Krüger told swissinfo that the thin film technology pioneered by Oerlikon would allow solar powered electricity to be produced as efficiently as by fossil fuels in the next two years – a landmark known as grid parity.

"The breakthrough in cost efficient production of energy out of photovoltaic panels has the potential to change the whole industry," he said.

"We are seeing first evidence of this with our full order books. We are already producing at above capacity and we are running as fast as we can to ramp up production."

The main demand for panels is coming from giant solar parks soon to be erected in Spain, Greece, Italy, China and Malaysia.

Neighbouring Germany has the lead in solar panel production thanks to government subsidies, but Switzerland has the edge in research, according to Krüger. Thin film photovoltaic technology was developed by Oerlikon in partnership with Lausanne's Swiss Federal Institute of Technology and the Institute of Microtechology in Neuchatel.

Government funding

"This has generated a lot of additional interest in the scientific community in Switzerland to enlarge research and development," Krüger told swissinfo.

Oerlikon and other Swiss companies have received limited financial backing from the government. But Krüger believes the future of Swiss solar technology lies in attracting more scientists to the country rather than giving in to calls to increase the size of central funding.

"From an entrepreneurial perspective, funding should only be an initiation. The base load of expenses for research has to come from companies who have an economic interest in making a profit," he said.

Economics Minister Leuthard said the success of Oerlikon Solar should act as a spur for the whole industry in Switzerland.

"We possess the core competence [of] know-how and research plus the politico-economic framework on the one hand, and companies with the necessary technological skills on the other," she said at the Trübbach plant opening.

swissinfo, Matthew Allen in Trübbach

Oerlikon

Oerlikon specialises in solar technology, thin film coating, vacuum systems, textile machines, drive systems and precision components.

Its high-tech applications can be found in cars, satellites, machines, textile products, solar panels, MP3 players and beamers.

The company was founded as a precision tools factory in 1907 with 150 employees on the outskirts of Zurich.
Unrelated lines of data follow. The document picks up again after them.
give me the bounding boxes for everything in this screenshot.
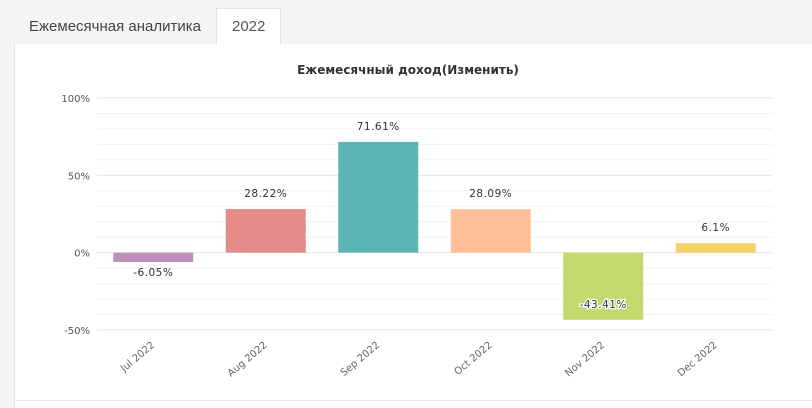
- data-label: 28.22%: [244, 188, 287, 200]
- data-label: 71.61%: [357, 121, 400, 133]
- data-label: -43.41%: [580, 299, 627, 311]
- y-tick-label: -50%: [64, 326, 90, 337]
- x-tick-label: Jul 2022: [118, 340, 157, 375]
- bars: [113, 141, 756, 320]
- bar[interactable]: [675, 243, 756, 253]
- x-tick-label: Oct 2022: [452, 340, 494, 378]
- x-axis: Jul 2022 Aug 2022 Sep 2022 Oct 2022 Nov 2022…: [118, 340, 720, 379]
- data-labels: -6.05% 28.22% 71.61% 28.09% -43.41% 6.1%: [133, 121, 730, 312]
- bar[interactable]: [563, 252, 644, 320]
- bar[interactable]: [450, 209, 531, 253]
- bar[interactable]: [338, 141, 419, 253]
- y-tick-label: 0%: [74, 249, 90, 260]
- data-label: -6.05%: [133, 267, 173, 279]
- bar[interactable]: [225, 209, 306, 253]
- y-axis: 100% 50% 0% -50%: [61, 94, 90, 337]
- data-label: 6.1%: [701, 222, 730, 234]
- x-tick-label: Nov 2022: [563, 340, 607, 379]
- data-label: 28.09%: [469, 188, 512, 200]
- chart-title: Ежемесячный доход(Изменить): [297, 63, 519, 77]
- x-tick-label: Dec 2022: [676, 340, 720, 379]
- x-tick-label: Sep 2022: [339, 340, 382, 379]
- tab-2022[interactable]: 2022: [215, 8, 282, 45]
- tab-monthly-analytics[interactable]: Ежемесячная аналитика: [29, 17, 201, 35]
- grid: [97, 97, 772, 331]
- y-tick-label: 50%: [68, 171, 90, 182]
- bar[interactable]: [113, 252, 194, 263]
- y-tick-label: 100%: [61, 94, 90, 105]
- divider: [15, 400, 812, 401]
- x-tick-label: Aug 2022: [226, 340, 270, 379]
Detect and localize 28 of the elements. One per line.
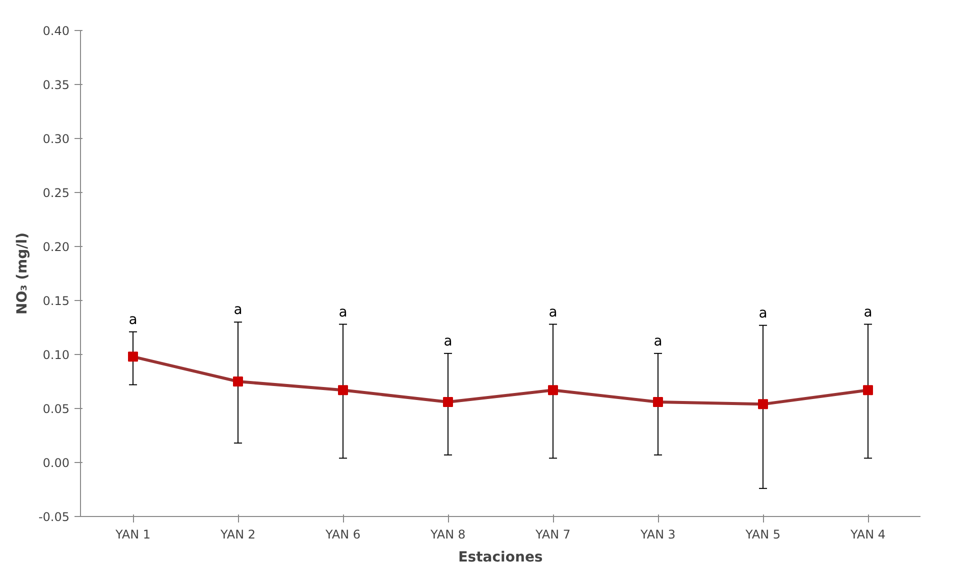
annotation: a [128, 312, 138, 328]
annotation: a [338, 304, 348, 320]
y-tick-label: 0.15 [42, 294, 70, 308]
y-tick-label: 0.25 [42, 186, 70, 200]
annotation: a [548, 304, 558, 320]
y-tick-label: 0.40 [42, 24, 70, 38]
y-tick-label: 0.00 [42, 456, 70, 470]
y-tick-label: 0.30 [42, 132, 70, 146]
x-tick-label: YAN 1 [114, 528, 151, 542]
y-tick-label: 0.35 [42, 78, 70, 92]
x-tick-label: YAN 5 [744, 528, 781, 542]
x-tick-label: YAN 2 [219, 528, 256, 542]
x-tick-label: YAN 3 [639, 528, 676, 542]
x-tick-label: YAN 8 [429, 528, 466, 542]
annotation: a [444, 333, 452, 350]
y-axis-title: NO₃ (mg/l) [14, 232, 30, 314]
annotation: a [654, 333, 662, 350]
annotation: a [864, 304, 872, 320]
y-tick-label: 0.05 [42, 402, 70, 416]
y-tick-label: 0.10 [42, 348, 70, 362]
x-axis-title: Estaciones [458, 550, 543, 566]
annotation: a [234, 302, 242, 318]
y-tick-label: -0.05 [38, 510, 70, 524]
y-tick-label: 0.20 [42, 240, 70, 254]
x-tick-label: YAN 7 [534, 528, 571, 542]
x-tick-label: YAN 4 [849, 528, 886, 542]
x-tick-label: YAN 6 [324, 528, 361, 542]
annotation: a [758, 305, 768, 322]
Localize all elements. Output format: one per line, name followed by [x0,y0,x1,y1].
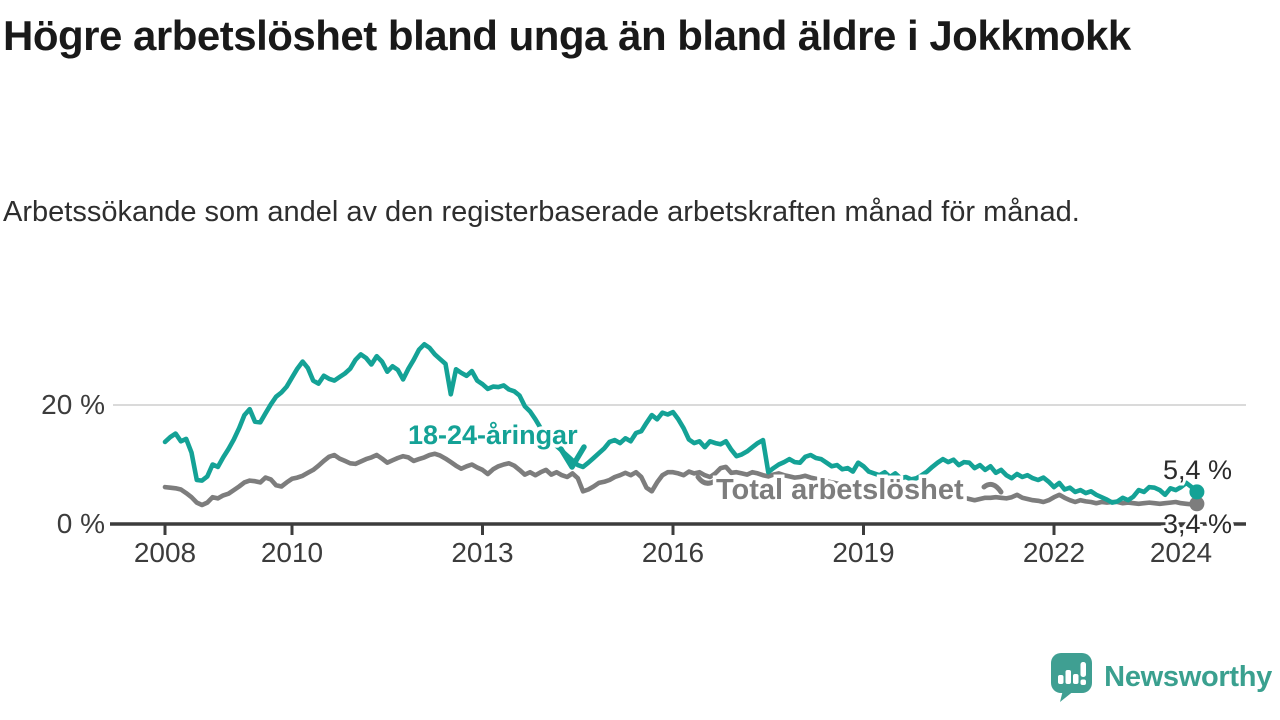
series-label-total: Total arbetslöshet [716,474,964,506]
annotation-connector-right [981,481,1004,495]
end-dot [1189,484,1205,500]
chart-title: Högre arbetslöshet bland unga än bland ä… [3,12,1131,59]
chart-subtitle: Arbetssökande som andel av den registerb… [3,196,1080,228]
x-tick-label: 2010 [261,537,323,568]
bar-2 [1065,670,1072,684]
x-tick-label: 2024 [1150,537,1212,568]
series-line-18-24-ringar [162,342,1200,505]
series-line-total-arbetsl-shet [162,451,1200,508]
axis-ticks-and-labels: 2008 2010 2013 2016 2019 2022 2024 0 % 20 % [41,389,1212,568]
bar-3 [1073,674,1079,684]
x-tick-label: 2008 [134,537,196,568]
speech-bubble-tail [1060,690,1076,702]
y-tick-label: 0 % [57,508,105,539]
end-value-label-total: 3,4 % [1163,509,1232,539]
x-tick-label: 2013 [451,537,513,568]
exclamation-bar [1080,662,1087,677]
bar-1 [1058,675,1064,684]
annotations: 18-24-åringar Total arbetslöshet 5,4 % 3… [405,417,1236,543]
series-label-youth: 18-24-åringar [408,420,578,450]
newsworthy-speech-bubble-icon [1051,653,1093,702]
newsworthy-logo: Newsworthy [1049,652,1272,702]
x-tick-label: 2019 [832,537,894,568]
x-tick-label: 2016 [642,537,704,568]
end-dot [1189,496,1205,512]
end-value-label-youth: 5,4 % [1163,455,1232,485]
series-lines [162,342,1200,508]
newsworthy-wordmark: Newsworthy [1104,660,1272,693]
exclamation-dot [1080,679,1087,685]
annotation-connector-left [695,474,718,486]
x-tick-label: 2022 [1023,537,1085,568]
series-end-dots [1189,484,1205,512]
y-tick-label: 20 % [41,389,105,420]
annotation-arrow-down-icon [558,444,587,470]
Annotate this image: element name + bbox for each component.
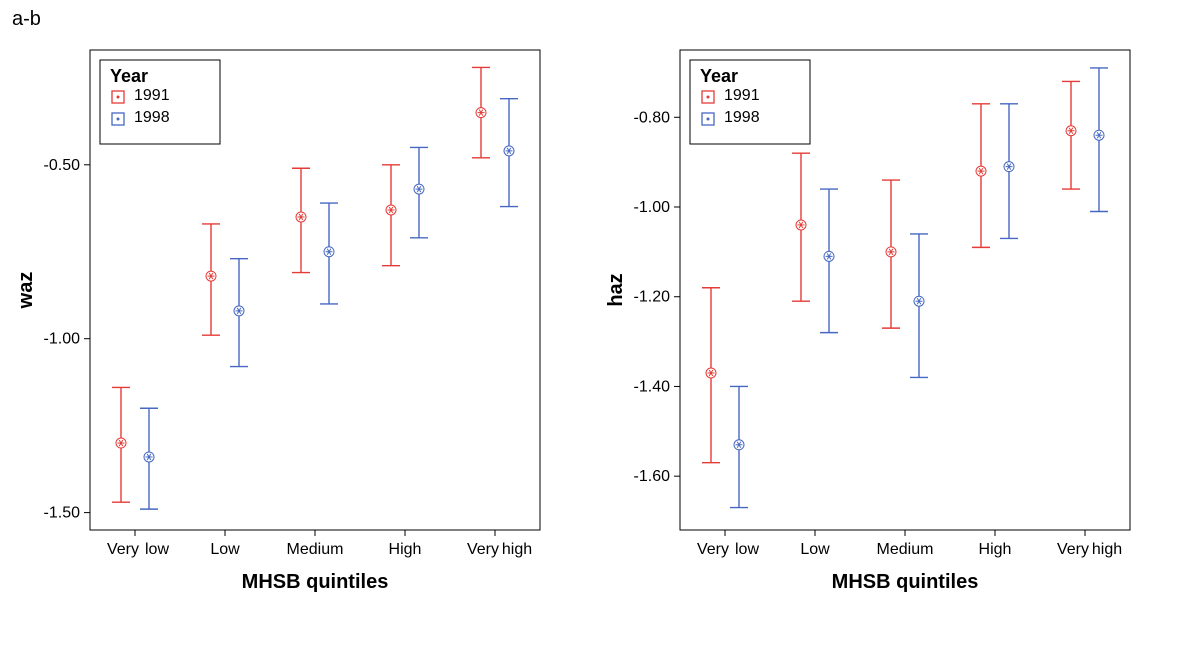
x-axis-title: MHSB quintiles	[832, 571, 979, 593]
x-tick-label: low	[735, 541, 759, 558]
legend-swatch-dot	[707, 96, 710, 99]
legend-item-label: 1998	[134, 109, 170, 126]
x-tick-label: High	[389, 541, 422, 558]
chart-svg-haz: -0.80-1.00-1.20-1.40-1.60VerylowLowMediu…	[590, 30, 1150, 630]
legend-swatch-dot	[117, 118, 120, 121]
x-tick-label: Very	[697, 541, 729, 558]
y-axis-title: waz	[15, 272, 37, 310]
legend-item-label: 1991	[134, 87, 170, 104]
y-tick-label: -1.00	[44, 331, 81, 348]
x-axis-title: MHSB quintiles	[242, 571, 389, 593]
chart-haz: -0.80-1.00-1.20-1.40-1.60VerylowLowMediu…	[590, 30, 1150, 630]
charts-row: -0.50-1.00-1.50VerylowLowMediumHighVeryh…	[0, 30, 1200, 630]
x-tick-label: High	[979, 541, 1012, 558]
figure-container: a-b -0.50-1.00-1.50VerylowLowMediumHighV…	[0, 0, 1200, 647]
panel-label: a-b	[12, 8, 41, 31]
x-tick-label: Very	[107, 541, 139, 558]
x-tick-label: high	[1092, 541, 1122, 558]
y-tick-label: -1.20	[634, 289, 671, 306]
chart-waz: -0.50-1.00-1.50VerylowLowMediumHighVeryh…	[0, 30, 560, 630]
x-tick-label: Very	[1057, 541, 1089, 558]
y-axis-title: haz	[605, 273, 627, 306]
x-tick-label: Medium	[287, 541, 344, 558]
y-tick-label: -0.80	[634, 109, 671, 126]
x-tick-label: Low	[800, 541, 830, 558]
chart-svg-waz: -0.50-1.00-1.50VerylowLowMediumHighVeryh…	[0, 30, 560, 630]
x-tick-label: low	[145, 541, 169, 558]
legend-item-label: 1991	[724, 87, 760, 104]
legend-item-label: 1998	[724, 109, 760, 126]
y-tick-label: -1.50	[44, 505, 81, 522]
x-tick-label: Medium	[877, 541, 934, 558]
legend-title: Year	[700, 66, 738, 86]
x-tick-label: Low	[210, 541, 240, 558]
y-tick-label: -1.40	[634, 378, 671, 395]
y-tick-label: -1.00	[634, 199, 671, 216]
x-tick-label: high	[502, 541, 532, 558]
legend-swatch-dot	[117, 96, 120, 99]
y-tick-label: -0.50	[44, 157, 81, 174]
legend-swatch-dot	[707, 118, 710, 121]
y-tick-label: -1.60	[634, 468, 671, 485]
legend-title: Year	[110, 66, 148, 86]
x-tick-label: Very	[467, 541, 499, 558]
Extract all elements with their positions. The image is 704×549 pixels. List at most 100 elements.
It now has some 19,000 staff in 35 countries and generated sales of SFr5.6 billion last year.

The company was floated on the stock exchange under the name Oerlikon-Bührle Holding in 1973. It changed its name to Unaxis after a restructuring in 2000 but was renamed Oerlikon shortly after being bought by Austrian private equity firm Victory in 2005.

Russian billionaire Viktor Vekselberg wrestled control of the group earlier this year through his holding company Renova.

Oerlikon Solar was made an independent business division in 2005 having started production of panels two years earlier.